Out of the nearly 55,000 thefts from vehicles in London last year, Scotland Yard only solved 271, representing just an 0.5 per cent success rate, according to an analysis of Home Office data conducted by The Telegraph. Due to the scale of the London metropolitan area and its relatively high crime rate, the number of vehicle thefts recorded by police represented nearly one in four of all those recorded in England and Wales.
According to the broadsheet, only two major police forces faired worse than London in successfully charging car thieves, with the West Midlands and Surrey police forces only maintaining a 0.4 per cent charging rate.
Other forces, however, have performed significantly better than the Met, including the Dyfed-Powys Police, which is responsible for the Welsh counties of Carmarthenshire, Ceredigion, Pembrokeshire and Powys, having recorded a charge rate of 5.6 per cent, ten times the rate recorded by Scotland Yard.

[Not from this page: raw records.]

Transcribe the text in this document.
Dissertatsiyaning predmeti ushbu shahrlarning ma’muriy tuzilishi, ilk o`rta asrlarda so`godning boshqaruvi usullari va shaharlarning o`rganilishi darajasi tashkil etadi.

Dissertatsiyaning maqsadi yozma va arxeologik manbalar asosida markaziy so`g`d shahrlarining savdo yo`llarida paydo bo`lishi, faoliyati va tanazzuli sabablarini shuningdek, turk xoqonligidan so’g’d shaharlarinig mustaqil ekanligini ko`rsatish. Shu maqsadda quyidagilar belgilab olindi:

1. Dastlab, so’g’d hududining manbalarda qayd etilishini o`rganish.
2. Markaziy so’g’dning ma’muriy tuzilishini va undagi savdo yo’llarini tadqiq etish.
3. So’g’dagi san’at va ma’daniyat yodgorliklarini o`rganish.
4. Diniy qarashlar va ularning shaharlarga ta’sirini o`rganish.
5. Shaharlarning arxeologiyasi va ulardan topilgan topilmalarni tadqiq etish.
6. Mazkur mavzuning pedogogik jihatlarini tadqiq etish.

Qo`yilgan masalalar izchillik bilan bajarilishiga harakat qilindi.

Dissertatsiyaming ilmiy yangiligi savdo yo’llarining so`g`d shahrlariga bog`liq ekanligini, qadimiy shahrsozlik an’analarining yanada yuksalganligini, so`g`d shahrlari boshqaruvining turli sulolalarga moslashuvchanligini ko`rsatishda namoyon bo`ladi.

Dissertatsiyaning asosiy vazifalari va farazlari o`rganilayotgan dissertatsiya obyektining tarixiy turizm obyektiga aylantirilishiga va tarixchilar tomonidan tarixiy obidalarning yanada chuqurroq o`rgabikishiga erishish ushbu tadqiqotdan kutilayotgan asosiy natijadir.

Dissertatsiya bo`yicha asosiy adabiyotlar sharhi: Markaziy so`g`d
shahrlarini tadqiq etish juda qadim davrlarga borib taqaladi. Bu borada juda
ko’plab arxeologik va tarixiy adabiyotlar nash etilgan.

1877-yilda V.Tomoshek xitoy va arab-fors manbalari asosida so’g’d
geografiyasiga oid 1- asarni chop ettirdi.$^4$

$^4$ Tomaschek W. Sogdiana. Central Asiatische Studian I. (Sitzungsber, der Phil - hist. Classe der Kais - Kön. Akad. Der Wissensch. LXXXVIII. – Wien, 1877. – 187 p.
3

Commenting on the failures of London to tackle the issue, the head of the Police Foundation think tank Rick Muir said that the British capital has seen the “effective decriminalisation” of car thefts and that policing failures are incentivising more thieves to commit the crime as they do no worry about actually being apprehended.
“Victims of these kinds of these crimes would not expect to get the same level of priority as more serious offences,” Muir said. “But, at the same time, there are certain things the public expect of police, one of which is that they will at least investigate these bread and butter crimes.

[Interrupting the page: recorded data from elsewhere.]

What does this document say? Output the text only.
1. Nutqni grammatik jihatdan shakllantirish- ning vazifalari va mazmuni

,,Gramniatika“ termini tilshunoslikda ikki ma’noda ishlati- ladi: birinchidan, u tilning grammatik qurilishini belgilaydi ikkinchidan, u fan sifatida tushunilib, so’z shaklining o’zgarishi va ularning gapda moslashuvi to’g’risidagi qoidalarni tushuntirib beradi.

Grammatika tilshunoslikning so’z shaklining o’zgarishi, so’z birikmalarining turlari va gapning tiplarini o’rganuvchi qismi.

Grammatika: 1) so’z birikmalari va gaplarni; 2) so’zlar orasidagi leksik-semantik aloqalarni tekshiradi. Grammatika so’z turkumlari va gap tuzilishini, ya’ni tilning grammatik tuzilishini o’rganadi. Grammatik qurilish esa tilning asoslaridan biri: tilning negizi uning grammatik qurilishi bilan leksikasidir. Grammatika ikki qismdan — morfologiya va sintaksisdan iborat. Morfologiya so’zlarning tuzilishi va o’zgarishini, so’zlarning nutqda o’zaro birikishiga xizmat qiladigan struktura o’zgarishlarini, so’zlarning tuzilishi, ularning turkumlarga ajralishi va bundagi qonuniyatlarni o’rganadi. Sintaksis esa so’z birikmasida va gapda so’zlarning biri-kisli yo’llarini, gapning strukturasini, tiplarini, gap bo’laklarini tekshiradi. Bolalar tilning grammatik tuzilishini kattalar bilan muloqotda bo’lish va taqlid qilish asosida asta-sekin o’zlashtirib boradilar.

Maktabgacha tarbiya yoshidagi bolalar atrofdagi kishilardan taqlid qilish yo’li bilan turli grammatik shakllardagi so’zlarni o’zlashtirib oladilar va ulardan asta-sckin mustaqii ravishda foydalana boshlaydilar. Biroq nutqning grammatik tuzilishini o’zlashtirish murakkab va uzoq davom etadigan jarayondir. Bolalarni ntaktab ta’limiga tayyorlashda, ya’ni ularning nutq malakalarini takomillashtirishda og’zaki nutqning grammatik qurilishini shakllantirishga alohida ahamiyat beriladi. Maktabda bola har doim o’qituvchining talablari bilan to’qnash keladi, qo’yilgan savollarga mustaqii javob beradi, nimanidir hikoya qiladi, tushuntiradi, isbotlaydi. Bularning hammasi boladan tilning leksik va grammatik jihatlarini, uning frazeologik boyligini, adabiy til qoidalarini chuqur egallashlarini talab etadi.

“Policing is going to have to look at these levels and decide if it has got it right. Where the charge rates are at that level, there is no deterrence to commit these kinds of offences and it might encourage people to commit them in future.”

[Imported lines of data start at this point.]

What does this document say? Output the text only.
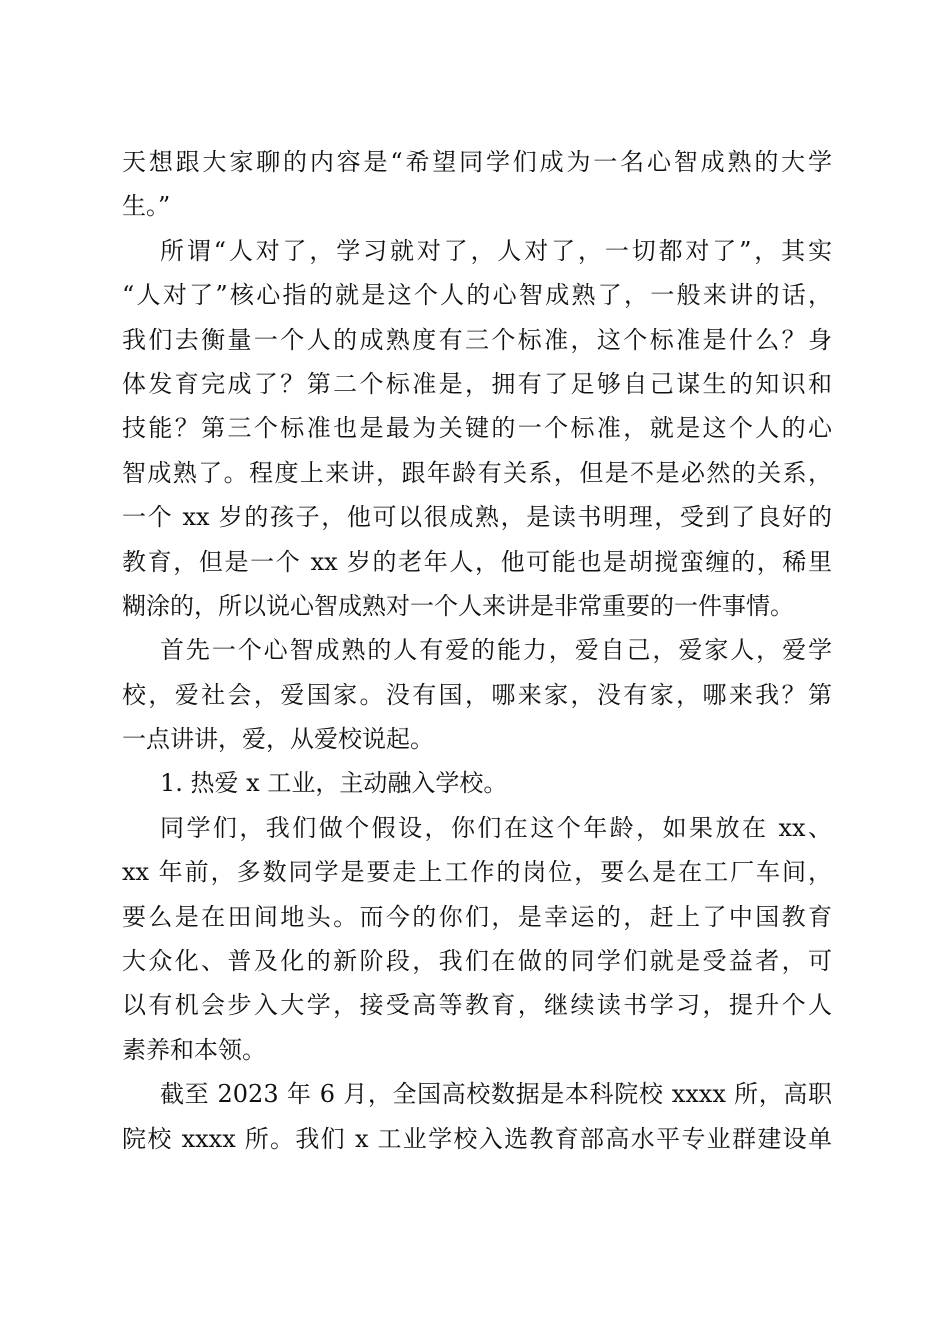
天想跟大家聊的内容是“希望同学们成为一名心智成熟的大学
生。”
所谓“人对了，学习就对了，人对了，一切都对了”，其实
“人对了”核心指的就是这个人的心智成熟了，一般来讲的话，
我们去衡量一个人的成熟度有三个标准，这个标准是什么？身
体发育完成了？第二个标准是，拥有了足够自己谋生的知识和
技能？第三个标准也是最为关键的一个标准，就是这个人的心
智成熟了。程度上来讲，跟年龄有关系，但是不是必然的关系，
一个 xx 岁的孩子，他可以很成熟，是读书明理，受到了良好的
教育，但是一个 xx 岁的老年人，他可能也是胡搅蛮缠的，稀里
糊涂的，所以说心智成熟对一个人来讲是非常重要的一件事情。
首先一个心智成熟的人有爱的能力，爱自己，爱家人，爱学
校，爱社会，爱国家。没有国，哪来家，没有家，哪来我？第
一点讲讲，爱，从爱校说起。
1. 热爱 x 工业，主动融入学校。
同学们，我们做个假设，你们在这个年龄，如果放在 xx、
xx 年前，多数同学是要走上工作的岗位，要么是在工厂车间，
要么是在田间地头。而今的你们，是幸运的，赶上了中国教育
大众化、普及化的新阶段，我们在做的同学们就是受益者，可
以有机会步入大学，接受高等教育，继续读书学习，提升个人
素养和本领。
截至 2023 年 6 月，全国高校数据是本科院校 xxxx 所，高职
院校 xxxx 所。我们 x 工业学校入选教育部高水平专业群建设单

The report comes just days after Sir Mark Rowley was named as the new commissioner of the Metropolitan Police, replacing the controversial Dame Cressida Dick as the most senior police officer in the country.
Sir Mark, who previously served as the Met’s top counter-terrorism officer between 2014 and 2018, is said to be in favour of a “broken windows” policing policy, famously enacted by former New York City Mayor Rudy Guiliani, who is widely credited with reducing crime in Big Apple.
The philosophy of a “broken windows” policy is that if officers enforce seemingly minor crimes robustyl, such as vandals breaking windows, this gives a strong signal that worse behaviour will certainly not be tolerated, nips potential future problem individuals in the bud, and reduces crime overall.
“Obviously murder and graffiti are two vastly different crimes. But they are part of the same continuum, and a climate that tolerates one is more likely to tolerate the other,” Giuliani explained in 1998.
The longstanding failures of the Metropolitan Police Service resulted in the force being put under “special measures” late last month by HM Inspectorate of Constabulary and Fire and Rescue Services (HMICFRS), which will now increase its monitoring of the Met after a report found that it had failed to recorded some 70,000 crimes and had allowed “a persistently large backlog” of online child abuse cases. The force was also accused of ignoring almost all victims of anti-social behaviour.
In a statement following his appointment as Met Commissioner, Sir Mark said last week: “Our mission is to lead the renewal of policing by consent which has been so heavily dented in recent years, as trust and confidence have fallen.
“We will deliver more trust, less crime and high standards for London and beyond, and we will work with London’s diverse communities as we together renew the uniquely British invention of ‘policing by consent’.”